No dia 5 de junho, comemoramos o dia Mundial do Meio Ambiente, mês do Orgulho LGBTQIAP +, o que ambos têm a ver?
A pauta das “mudanças climáticas” tem tomado cada vez mais espaço em nosso dia a dia: com maior foco nas redes sociais de organizações que lidam com o tema, ativistas, além de programas de televisão e jornais chamando atenção para o assunto. Muito tem se pesquisado e discutido sobre isso e estamos em tempos decisivos quando a questão é a saúde do planeta e consequentemente de todos e todas nós. É fato que o planeta vai continuar vivo por muitos milhares de anos, mas nós vamos sofrer cada vez mais com os impactos dessas mudanças. Desigualdade social estruturante Entre mais de 100 países analisados em relatório do World Inequality Lab (Laboratório das Desigualdades Mundiais), que integra a Escola de Economia de Paris, o Brasil é um dos mais desiguais – depois da África do Sul, é o segundo com maiores desigualdades entre os membros do G20. As favelas e periferias evidenciam esse contexto desigual da sociedade brasileira em diversos níveis. A falta de estrutura das habitações promovem uma dificuldade histórica na garantia do bem viver dessas populações, por exemplo. O saneamento básico é um desafio enorme e no geral o que vemos são iniciativas organizadas pela sociedade civil para amenizar os danos causados. Garantir justiça climática e ferramentas para a diminuição dos efeitos climáticos são demandas urgentes, complementares e responsabilidade do Estado. Enquanto isso não acontece, as populações das favelas e periferias, pessoas em sua maioria, pretas e pobres, são as que mais sofrem com as mudanças climáticas. E não se trata de desinformação. Há 10 anos, por exemplo, essa pauta era bastante discutida entre os grupos mais elitizados da população, hoje entendemos que o debate é de todos e todas e que os esforços produzidos até aqui não garantiram a saúde e preservação da natureza.
Diversidade nos impactos
As periferias são múltiplas, dentro de cada uma existem grupos específicos e com desafios próprios. Até mesmo dentro do próprio Conjunto de Favelas da Maré existem demandas e questões peculiares a cada uma das favelas. A crise climática afeta a todas as pessoas, mas de maneiras distintas. Uma pessoa que pode garantir uma casa confortável, com acesso a áreas verdes, esgotamento e sistema de escoamento adequado em sua rua garante a uma diminuição nos impactos que a mesma sente na pele diariamente.
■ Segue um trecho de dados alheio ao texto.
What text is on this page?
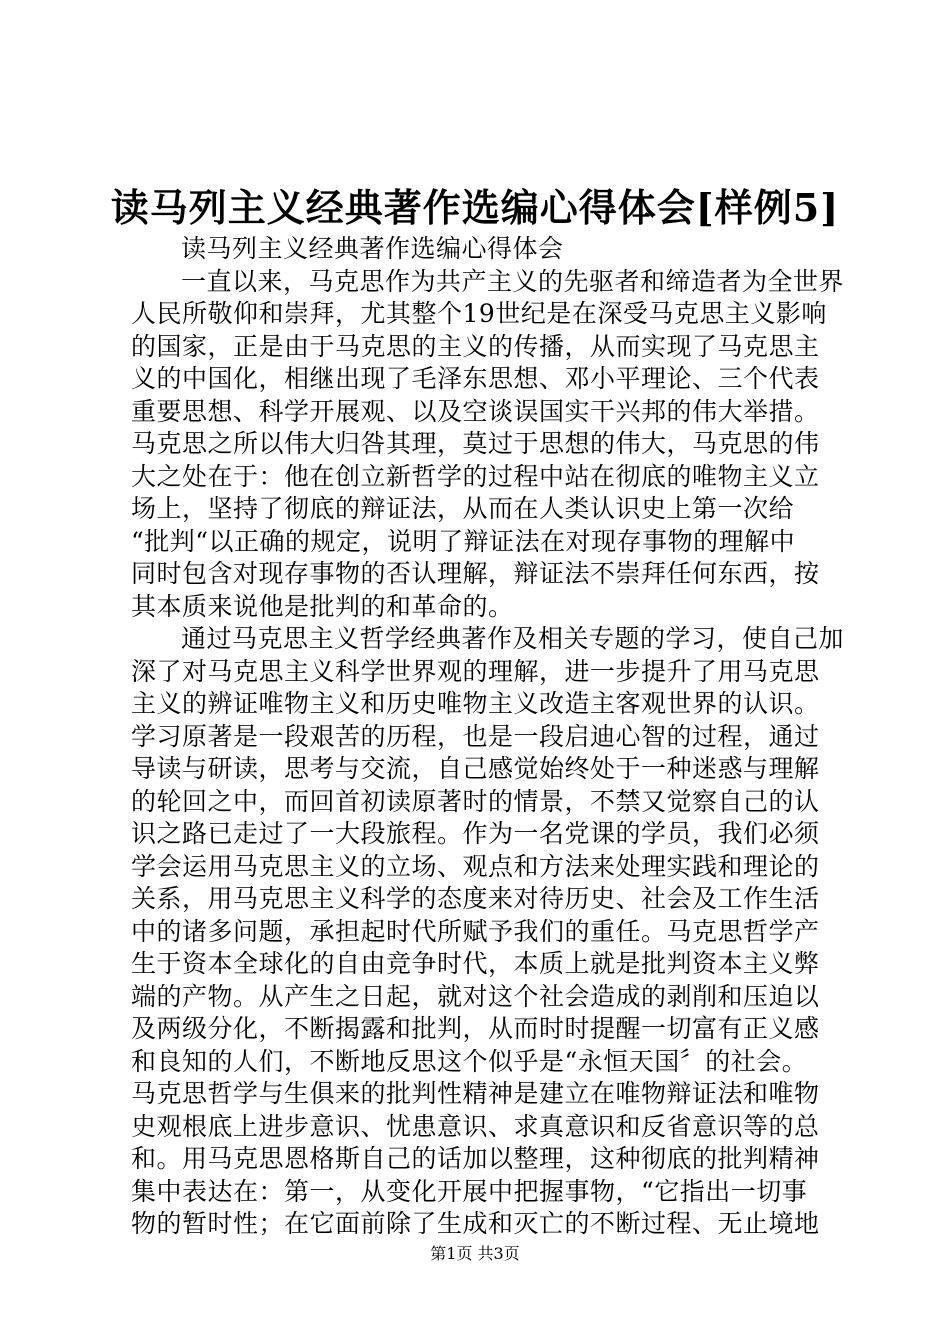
读马列主义经典著作选编心得体会[样例5]
读马列主义经典著作选编心得体会
一直以来，马克思作为共产主义的先驱者和缔造者为全世界
人民所敬仰和崇拜，尤其整个19世纪是在深受马克思主义影响
的国家，正是由于马克思的主义的传播，从而实现了马克思主
义的中国化，相继出现了毛泽东思想、邓小平理论、三个代表
重要思想、科学开展观、以及空谈误国实干兴邦的伟大举措。
马克思之所以伟大归咎其理，莫过于思想的伟大，马克思的伟
大之处在于：他在创立新哲学的过程中站在彻底的唯物主义立
场上，坚持了彻底的辩证法，从而在人类认识史上第一次给
“批判“以正确的规定，说明了辩证法在对现存事物的理解中
同时包含对现存事物的否认理解，辩证法不崇拜任何东西，按
其本质来说他是批判的和革命的。
通过马克思主义哲学经典著作及相关专题的学习，使自己加
深了对马克思主义科学世界观的理解，进一步提升了用马克思
主义的辨证唯物主义和历史唯物主义改造主客观世界的认识。
学习原著是一段艰苦的历程，也是一段启迪心智的过程，通过
导读与研读，思考与交流，自己感觉始终处于一种迷惑与理解
的轮回之中，而回首初读原著时的情景，不禁又觉察自己的认
识之路已走过了一大段旅程。作为一名党课的学员，我们必须
学会运用马克思主义的立场、观点和方法来处理实践和理论的
关系，用马克思主义科学的态度来对待历史、社会及工作生活
中的诸多问题，承担起时代所赋予我们的重任。马克思哲学产
生于资本全球化的自由竞争时代，本质上就是批判资本主义弊
端的产物。从产生之日起，就对这个社会造成的剥削和压迫以
及两级分化，不断揭露和批判，从而时时提醒一切富有正义感
和良知的人们，不断地反思这个似乎是“永恒天国〞的社会。
马克思哲学与生俱来的批判性精神是建立在唯物辩证法和唯物
史观根底上进步意识、忧患意识、求真意识和反省意识等的总
和。用马克思恩格斯自己的话加以整理，这种彻底的批判精神
集中表达在：第一，从变化开展中把握事物，“它指出一切事
物的暂时性；在它面前除了生成和灭亡的不断过程、无止境地
第1页 共3页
A população LGBTQIA+ vive ainda mais à margem dessa realidade. São muitos os processos de invisibilidade e precarização da vida desses corpos. Marcela Ferreira, mulher bissexual, moradora do Parque Maré e auxiliar de vendas nos conta sobre a percepção dela quanto ao local em que vive: “As áreas verdes praticamente não existem, com isso prejudica no bem estar, quando está muito calor piora mais ainda a situação. Até mesmo pela poluição de uma das maiores vias (Av brasil) deixando o ambiente bastante desconfortável e insuportável de ondas de calor, na minha percepção o ambiente em que vivo na maré é precário, não consigo ter qualidade de vida, qualquer coisa que aconteça como chuvas e calor, sempre chegam com muita força e acaba prejudicando muito a saúde e a forma como vivemos aqui dentro.”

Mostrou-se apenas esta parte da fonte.